Please ensure Javascript is enabled for purposes of website accessibility

3. Cluster and multiple stage sampling

Transcript

Since you already know sampling and some sampling techniques. In this lecture we will try to cover up two things one is called as Cluster sampling the other one is called as Multiple sampling. So, cluster and multiple stage sampling will be the focus of this lecture.

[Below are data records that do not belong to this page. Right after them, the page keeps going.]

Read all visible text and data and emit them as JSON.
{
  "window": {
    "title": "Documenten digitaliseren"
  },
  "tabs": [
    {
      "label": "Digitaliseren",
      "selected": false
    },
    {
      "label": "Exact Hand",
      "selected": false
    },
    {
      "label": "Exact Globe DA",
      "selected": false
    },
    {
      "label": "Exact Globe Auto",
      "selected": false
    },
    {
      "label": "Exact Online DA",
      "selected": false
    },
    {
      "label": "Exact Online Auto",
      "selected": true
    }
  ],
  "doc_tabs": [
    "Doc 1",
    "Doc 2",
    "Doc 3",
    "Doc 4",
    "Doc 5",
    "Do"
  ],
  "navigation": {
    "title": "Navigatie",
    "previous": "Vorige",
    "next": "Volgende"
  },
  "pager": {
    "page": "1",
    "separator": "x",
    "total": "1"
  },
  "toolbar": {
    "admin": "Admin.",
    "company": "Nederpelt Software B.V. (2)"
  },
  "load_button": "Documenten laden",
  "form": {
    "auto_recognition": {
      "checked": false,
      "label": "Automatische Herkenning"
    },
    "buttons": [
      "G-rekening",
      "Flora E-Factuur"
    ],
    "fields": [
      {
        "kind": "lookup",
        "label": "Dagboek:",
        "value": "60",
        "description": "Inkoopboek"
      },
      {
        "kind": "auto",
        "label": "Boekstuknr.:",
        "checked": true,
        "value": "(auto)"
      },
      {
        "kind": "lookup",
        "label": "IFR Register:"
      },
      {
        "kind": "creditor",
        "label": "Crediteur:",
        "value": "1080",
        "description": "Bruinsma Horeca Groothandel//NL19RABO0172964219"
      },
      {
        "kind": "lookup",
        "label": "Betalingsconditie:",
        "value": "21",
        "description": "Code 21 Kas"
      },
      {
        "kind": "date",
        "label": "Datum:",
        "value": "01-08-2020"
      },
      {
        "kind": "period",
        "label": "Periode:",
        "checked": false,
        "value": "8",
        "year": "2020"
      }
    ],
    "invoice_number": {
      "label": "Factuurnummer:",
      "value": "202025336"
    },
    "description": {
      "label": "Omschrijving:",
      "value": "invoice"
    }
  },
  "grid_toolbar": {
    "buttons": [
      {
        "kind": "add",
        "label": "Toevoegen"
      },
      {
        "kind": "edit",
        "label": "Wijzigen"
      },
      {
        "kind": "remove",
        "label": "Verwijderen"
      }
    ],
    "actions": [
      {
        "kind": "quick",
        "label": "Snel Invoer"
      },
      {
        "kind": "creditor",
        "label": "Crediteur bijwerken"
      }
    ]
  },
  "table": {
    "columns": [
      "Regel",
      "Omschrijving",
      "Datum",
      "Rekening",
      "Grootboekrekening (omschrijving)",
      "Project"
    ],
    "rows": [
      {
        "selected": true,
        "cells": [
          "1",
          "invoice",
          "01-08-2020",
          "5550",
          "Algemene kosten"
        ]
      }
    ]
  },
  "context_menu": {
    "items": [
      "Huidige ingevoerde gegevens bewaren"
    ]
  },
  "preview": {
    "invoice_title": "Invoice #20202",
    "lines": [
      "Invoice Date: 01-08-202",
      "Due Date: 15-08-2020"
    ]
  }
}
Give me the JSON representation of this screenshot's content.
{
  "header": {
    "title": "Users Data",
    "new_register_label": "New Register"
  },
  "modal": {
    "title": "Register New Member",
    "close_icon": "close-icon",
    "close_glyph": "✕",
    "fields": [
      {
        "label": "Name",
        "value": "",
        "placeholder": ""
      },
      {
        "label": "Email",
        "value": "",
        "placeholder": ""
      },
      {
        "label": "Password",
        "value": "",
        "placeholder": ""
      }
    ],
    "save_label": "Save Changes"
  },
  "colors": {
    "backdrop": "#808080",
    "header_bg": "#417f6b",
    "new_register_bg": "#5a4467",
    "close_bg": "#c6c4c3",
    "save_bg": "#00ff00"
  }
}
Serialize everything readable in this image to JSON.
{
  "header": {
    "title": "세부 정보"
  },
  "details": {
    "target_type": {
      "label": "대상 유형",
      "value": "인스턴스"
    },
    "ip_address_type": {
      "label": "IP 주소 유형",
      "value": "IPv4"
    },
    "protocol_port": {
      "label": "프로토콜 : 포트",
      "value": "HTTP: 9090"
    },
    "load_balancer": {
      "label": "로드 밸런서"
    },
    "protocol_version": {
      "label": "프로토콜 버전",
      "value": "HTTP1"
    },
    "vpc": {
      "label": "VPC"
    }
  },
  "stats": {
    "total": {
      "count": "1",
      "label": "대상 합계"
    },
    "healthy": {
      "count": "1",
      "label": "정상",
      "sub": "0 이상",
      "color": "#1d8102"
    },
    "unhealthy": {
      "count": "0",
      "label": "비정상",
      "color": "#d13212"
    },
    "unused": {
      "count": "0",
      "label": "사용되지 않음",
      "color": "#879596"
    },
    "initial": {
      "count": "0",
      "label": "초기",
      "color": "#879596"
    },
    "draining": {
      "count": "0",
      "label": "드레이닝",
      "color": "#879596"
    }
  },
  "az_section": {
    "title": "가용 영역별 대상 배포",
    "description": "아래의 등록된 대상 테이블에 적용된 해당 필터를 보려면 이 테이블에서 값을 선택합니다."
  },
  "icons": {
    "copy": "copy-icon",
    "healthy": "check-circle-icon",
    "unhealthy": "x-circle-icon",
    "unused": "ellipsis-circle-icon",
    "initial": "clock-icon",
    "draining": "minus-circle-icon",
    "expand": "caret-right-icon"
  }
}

So first let us understand little bit more on cluster sampling. Look at this figure which is given here so here the entire set is a population. So, now in this population you are trying to cluster certain colors, each color can be one variety of plant or whatever it is you are trying to cluster them according to their type or it can be clustering according to the height or it can be clustering according to the time or it can be clustering to the amount of water which is spent on it or it can be the amount of fertilizers which are applied in the firm so you can do clustering in any one or some similarity to form a cluster. So, cluster generally what we do is we use when the natural groups are present in a population. This is a entire population we are trying to cluster them into some similarity in the group. Again, I repeat the similarity need not be on the type, it can be the amount of money spent water spent etcetera etcetera etcetera. Cluster as the name suggests formation of clustering of a given population. Typically, used in market research when one can fetch info about clusters but not about the whole population. Within this group you can try to extract and when you try to extract within this group sometimes you generalize and talk about the entire population. Cluster sampling is more beneficial because you have to get the data quickly at the minimum cost economically and time saving manner we follow this cluster. So, here are clusters you do and then what you do is you pick up one from each cluster and then you have a clustered sample now do all the experiments with this clustered sample and talk about the entire population.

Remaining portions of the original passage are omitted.